The Practical Takeaway📓
This proposal does not mean Medicare Advantage is collapsing.
It does mean the environment is becoming more disciplined.
When payment growth slows and risk adjustment tightens:
Supplemental benefits may become leaner over time. (We saw many plans had a significant drop in benefits this year, Moreso than I’ve seen in many years.)
Network decisions become more strategic. (We also this in many states this year.)
Utilization management may increase. (This means more scrutiny in actually getting your care with prior authorizations and the like.)
Year-to-year plan comparisons become more important. (The days of “set it and forget it” with Medicare Advantage plans are at an end. If your advisor is not talking to you at least bi-annually, then are they really being a strategic advisor, or just helping clean up the mess after the fact.)

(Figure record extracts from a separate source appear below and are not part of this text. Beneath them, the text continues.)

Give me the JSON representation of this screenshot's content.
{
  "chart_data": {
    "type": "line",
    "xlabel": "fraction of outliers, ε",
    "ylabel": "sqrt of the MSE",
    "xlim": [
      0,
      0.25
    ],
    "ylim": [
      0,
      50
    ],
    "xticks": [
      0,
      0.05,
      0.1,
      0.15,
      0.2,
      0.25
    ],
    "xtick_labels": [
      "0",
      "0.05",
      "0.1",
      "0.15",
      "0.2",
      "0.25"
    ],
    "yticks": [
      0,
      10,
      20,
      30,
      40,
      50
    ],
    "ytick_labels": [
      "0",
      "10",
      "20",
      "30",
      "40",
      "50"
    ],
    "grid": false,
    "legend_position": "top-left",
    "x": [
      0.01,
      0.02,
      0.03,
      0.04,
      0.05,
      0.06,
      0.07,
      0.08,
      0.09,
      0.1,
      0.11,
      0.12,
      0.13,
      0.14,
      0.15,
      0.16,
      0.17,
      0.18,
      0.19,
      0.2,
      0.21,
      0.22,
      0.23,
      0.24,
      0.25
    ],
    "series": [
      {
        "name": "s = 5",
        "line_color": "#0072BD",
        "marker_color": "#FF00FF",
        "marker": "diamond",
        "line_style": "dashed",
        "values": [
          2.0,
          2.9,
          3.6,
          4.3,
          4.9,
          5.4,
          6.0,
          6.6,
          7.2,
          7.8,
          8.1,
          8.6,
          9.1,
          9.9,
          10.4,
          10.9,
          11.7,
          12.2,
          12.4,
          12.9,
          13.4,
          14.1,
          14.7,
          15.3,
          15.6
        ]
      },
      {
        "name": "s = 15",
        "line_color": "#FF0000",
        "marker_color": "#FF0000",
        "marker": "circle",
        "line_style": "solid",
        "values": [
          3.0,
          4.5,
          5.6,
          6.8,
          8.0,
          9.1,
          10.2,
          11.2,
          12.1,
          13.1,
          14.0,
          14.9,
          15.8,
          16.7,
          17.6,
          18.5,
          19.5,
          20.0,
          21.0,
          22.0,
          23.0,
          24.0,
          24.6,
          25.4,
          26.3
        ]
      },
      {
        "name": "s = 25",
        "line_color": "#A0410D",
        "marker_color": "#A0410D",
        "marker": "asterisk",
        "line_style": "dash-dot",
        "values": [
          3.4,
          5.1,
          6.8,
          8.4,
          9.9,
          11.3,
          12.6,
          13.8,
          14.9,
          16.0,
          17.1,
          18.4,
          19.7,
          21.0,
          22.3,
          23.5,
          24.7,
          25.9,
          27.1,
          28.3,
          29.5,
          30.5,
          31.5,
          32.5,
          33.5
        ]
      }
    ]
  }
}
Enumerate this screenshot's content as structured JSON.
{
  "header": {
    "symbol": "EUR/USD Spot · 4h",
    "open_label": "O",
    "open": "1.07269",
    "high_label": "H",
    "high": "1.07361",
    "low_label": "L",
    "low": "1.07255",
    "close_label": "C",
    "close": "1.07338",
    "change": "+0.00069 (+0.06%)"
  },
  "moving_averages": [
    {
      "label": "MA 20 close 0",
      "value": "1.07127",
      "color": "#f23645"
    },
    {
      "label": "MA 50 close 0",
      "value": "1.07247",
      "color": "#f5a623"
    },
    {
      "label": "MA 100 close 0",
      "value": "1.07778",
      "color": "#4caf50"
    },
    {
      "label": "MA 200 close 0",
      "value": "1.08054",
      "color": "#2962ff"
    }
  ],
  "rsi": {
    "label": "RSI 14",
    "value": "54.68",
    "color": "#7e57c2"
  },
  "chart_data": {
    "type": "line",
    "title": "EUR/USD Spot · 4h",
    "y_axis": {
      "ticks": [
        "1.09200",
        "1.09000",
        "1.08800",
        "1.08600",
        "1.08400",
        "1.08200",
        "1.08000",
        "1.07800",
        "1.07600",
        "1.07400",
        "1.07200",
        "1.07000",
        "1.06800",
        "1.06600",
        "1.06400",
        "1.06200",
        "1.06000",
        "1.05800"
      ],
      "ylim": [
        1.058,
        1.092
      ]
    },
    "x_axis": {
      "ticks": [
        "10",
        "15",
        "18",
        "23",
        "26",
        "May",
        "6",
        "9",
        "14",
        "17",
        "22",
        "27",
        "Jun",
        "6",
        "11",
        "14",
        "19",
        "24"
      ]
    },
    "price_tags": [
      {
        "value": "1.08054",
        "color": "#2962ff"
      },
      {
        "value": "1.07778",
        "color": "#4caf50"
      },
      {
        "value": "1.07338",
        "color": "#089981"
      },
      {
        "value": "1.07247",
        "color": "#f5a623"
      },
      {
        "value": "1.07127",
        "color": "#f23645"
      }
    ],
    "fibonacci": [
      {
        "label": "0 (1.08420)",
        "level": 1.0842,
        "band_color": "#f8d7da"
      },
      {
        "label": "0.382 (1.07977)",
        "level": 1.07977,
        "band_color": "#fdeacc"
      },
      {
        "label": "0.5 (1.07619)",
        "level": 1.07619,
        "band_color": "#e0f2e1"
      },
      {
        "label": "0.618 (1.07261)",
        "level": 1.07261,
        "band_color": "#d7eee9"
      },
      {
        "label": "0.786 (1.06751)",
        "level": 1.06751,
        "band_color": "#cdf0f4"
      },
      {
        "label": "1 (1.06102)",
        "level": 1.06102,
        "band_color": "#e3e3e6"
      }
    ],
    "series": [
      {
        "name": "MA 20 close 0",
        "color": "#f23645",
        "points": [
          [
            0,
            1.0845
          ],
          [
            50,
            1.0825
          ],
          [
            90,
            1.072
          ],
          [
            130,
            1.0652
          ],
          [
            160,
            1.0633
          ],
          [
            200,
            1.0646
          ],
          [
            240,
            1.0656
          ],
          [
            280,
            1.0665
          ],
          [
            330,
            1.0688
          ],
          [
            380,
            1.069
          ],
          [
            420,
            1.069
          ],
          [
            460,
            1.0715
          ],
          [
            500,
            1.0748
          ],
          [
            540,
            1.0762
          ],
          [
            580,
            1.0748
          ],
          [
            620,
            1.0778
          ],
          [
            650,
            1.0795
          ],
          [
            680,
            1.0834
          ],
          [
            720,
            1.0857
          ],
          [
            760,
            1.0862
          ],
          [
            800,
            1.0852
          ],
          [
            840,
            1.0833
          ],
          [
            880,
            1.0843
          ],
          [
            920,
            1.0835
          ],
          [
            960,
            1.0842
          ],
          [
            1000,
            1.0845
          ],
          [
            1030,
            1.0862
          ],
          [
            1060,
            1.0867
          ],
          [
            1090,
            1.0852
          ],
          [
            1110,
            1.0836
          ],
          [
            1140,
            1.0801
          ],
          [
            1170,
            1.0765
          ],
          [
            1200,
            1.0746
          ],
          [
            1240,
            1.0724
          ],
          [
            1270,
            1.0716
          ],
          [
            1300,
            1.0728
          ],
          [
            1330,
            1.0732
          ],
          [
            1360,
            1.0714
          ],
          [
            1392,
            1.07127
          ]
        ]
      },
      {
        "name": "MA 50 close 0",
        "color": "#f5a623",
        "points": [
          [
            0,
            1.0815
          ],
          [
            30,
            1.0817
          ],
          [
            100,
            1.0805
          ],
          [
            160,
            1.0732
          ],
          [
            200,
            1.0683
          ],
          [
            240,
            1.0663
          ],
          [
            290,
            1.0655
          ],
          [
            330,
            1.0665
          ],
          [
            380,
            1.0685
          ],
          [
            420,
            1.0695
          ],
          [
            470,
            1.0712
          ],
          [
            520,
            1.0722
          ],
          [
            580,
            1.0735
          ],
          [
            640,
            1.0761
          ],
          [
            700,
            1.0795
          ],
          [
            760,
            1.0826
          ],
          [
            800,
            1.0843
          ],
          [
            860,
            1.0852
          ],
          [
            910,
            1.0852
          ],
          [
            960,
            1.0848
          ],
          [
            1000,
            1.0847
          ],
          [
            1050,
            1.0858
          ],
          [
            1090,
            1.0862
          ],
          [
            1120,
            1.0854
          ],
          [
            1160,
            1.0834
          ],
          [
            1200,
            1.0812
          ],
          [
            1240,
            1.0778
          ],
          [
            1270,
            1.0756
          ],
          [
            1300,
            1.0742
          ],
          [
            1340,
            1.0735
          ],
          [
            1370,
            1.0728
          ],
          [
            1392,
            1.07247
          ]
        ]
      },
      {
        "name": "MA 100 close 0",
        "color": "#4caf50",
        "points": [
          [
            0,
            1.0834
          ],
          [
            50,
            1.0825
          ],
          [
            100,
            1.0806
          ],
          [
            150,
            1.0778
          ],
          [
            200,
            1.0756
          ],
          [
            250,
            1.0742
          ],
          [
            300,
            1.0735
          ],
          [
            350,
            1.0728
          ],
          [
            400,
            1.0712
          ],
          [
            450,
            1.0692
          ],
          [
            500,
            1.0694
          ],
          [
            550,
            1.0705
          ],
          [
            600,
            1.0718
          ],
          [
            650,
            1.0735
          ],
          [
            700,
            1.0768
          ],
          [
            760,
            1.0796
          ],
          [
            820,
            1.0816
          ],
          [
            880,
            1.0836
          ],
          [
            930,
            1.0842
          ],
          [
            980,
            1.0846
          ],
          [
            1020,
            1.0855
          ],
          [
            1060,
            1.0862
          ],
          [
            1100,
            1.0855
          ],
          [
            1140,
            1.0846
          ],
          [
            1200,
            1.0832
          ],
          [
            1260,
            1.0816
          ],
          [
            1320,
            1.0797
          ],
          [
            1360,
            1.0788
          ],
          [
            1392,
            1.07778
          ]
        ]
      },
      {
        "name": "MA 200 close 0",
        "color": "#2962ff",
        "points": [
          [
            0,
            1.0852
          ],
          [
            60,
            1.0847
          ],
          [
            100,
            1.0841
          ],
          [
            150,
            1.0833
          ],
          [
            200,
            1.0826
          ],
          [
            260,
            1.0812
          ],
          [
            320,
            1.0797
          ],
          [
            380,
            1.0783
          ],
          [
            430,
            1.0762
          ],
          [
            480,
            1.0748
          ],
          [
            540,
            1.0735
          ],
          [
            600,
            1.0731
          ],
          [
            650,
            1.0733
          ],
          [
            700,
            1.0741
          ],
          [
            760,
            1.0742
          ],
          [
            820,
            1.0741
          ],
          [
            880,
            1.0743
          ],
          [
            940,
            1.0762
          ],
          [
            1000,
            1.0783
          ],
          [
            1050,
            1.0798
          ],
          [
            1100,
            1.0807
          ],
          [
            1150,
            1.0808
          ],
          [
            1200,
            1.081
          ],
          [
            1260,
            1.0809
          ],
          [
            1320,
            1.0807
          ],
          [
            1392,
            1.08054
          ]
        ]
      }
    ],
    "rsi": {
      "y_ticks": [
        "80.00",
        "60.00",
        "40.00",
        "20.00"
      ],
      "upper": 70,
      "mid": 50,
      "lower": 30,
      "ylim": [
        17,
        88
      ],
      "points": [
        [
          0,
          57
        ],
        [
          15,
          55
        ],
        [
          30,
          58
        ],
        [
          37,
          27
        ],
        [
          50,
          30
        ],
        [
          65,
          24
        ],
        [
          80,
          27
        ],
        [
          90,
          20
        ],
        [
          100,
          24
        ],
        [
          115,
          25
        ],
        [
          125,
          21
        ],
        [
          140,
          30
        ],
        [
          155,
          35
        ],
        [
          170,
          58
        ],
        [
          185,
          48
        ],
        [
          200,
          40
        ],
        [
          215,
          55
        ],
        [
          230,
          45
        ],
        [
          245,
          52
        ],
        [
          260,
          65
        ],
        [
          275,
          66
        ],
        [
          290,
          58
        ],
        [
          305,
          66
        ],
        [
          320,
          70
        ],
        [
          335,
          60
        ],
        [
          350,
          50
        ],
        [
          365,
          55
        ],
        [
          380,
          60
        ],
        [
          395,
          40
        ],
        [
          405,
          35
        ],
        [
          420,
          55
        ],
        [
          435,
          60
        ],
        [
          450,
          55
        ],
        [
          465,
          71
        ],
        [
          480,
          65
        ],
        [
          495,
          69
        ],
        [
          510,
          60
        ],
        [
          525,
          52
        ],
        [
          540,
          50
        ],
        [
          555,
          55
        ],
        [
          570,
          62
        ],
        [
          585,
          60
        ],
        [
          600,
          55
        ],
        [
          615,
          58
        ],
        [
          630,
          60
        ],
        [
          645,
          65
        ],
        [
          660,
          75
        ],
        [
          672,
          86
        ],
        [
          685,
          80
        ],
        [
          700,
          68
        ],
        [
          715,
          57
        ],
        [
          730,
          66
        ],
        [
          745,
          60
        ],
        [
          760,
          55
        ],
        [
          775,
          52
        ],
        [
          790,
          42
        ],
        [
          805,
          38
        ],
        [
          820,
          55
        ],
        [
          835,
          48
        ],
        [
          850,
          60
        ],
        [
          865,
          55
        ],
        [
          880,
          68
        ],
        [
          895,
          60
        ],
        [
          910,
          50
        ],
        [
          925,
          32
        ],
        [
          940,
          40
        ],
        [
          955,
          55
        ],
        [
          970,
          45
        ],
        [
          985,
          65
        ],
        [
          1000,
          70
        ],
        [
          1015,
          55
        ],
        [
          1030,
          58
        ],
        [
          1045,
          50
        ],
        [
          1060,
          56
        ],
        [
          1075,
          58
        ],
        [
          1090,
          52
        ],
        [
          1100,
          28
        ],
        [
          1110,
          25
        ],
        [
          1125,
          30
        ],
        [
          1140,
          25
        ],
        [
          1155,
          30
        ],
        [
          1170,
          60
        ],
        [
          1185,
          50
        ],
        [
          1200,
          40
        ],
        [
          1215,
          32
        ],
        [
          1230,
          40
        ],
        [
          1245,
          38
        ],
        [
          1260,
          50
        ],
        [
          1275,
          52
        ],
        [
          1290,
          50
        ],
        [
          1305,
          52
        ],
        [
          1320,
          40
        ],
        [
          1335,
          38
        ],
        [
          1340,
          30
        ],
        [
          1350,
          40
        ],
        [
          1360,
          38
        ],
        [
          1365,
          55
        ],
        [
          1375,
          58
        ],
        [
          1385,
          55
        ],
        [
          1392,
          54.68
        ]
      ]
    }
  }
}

For Maine beneficiaries, the critical question is no longer just:
“What is the premium?”
It is:
How stable is this plan’s network in my county?
How does it manage prior authorization?
How likely is its benefit structure to shift next year?
The 0.9% headline made for drama.
The real story is about recalibration. CMS appears intent on slowing risk score inflation while medical costs continue to rise.
If that effort succeeds, Medicare Advantage plans will adapt. They always do.
The only open question is where the adjustment will be felt most clearly: in benefits, in networks, or in how care is managed.
For Maine seniors and the advisors who serve them, this is not a moment for panic. It is a moment for attention.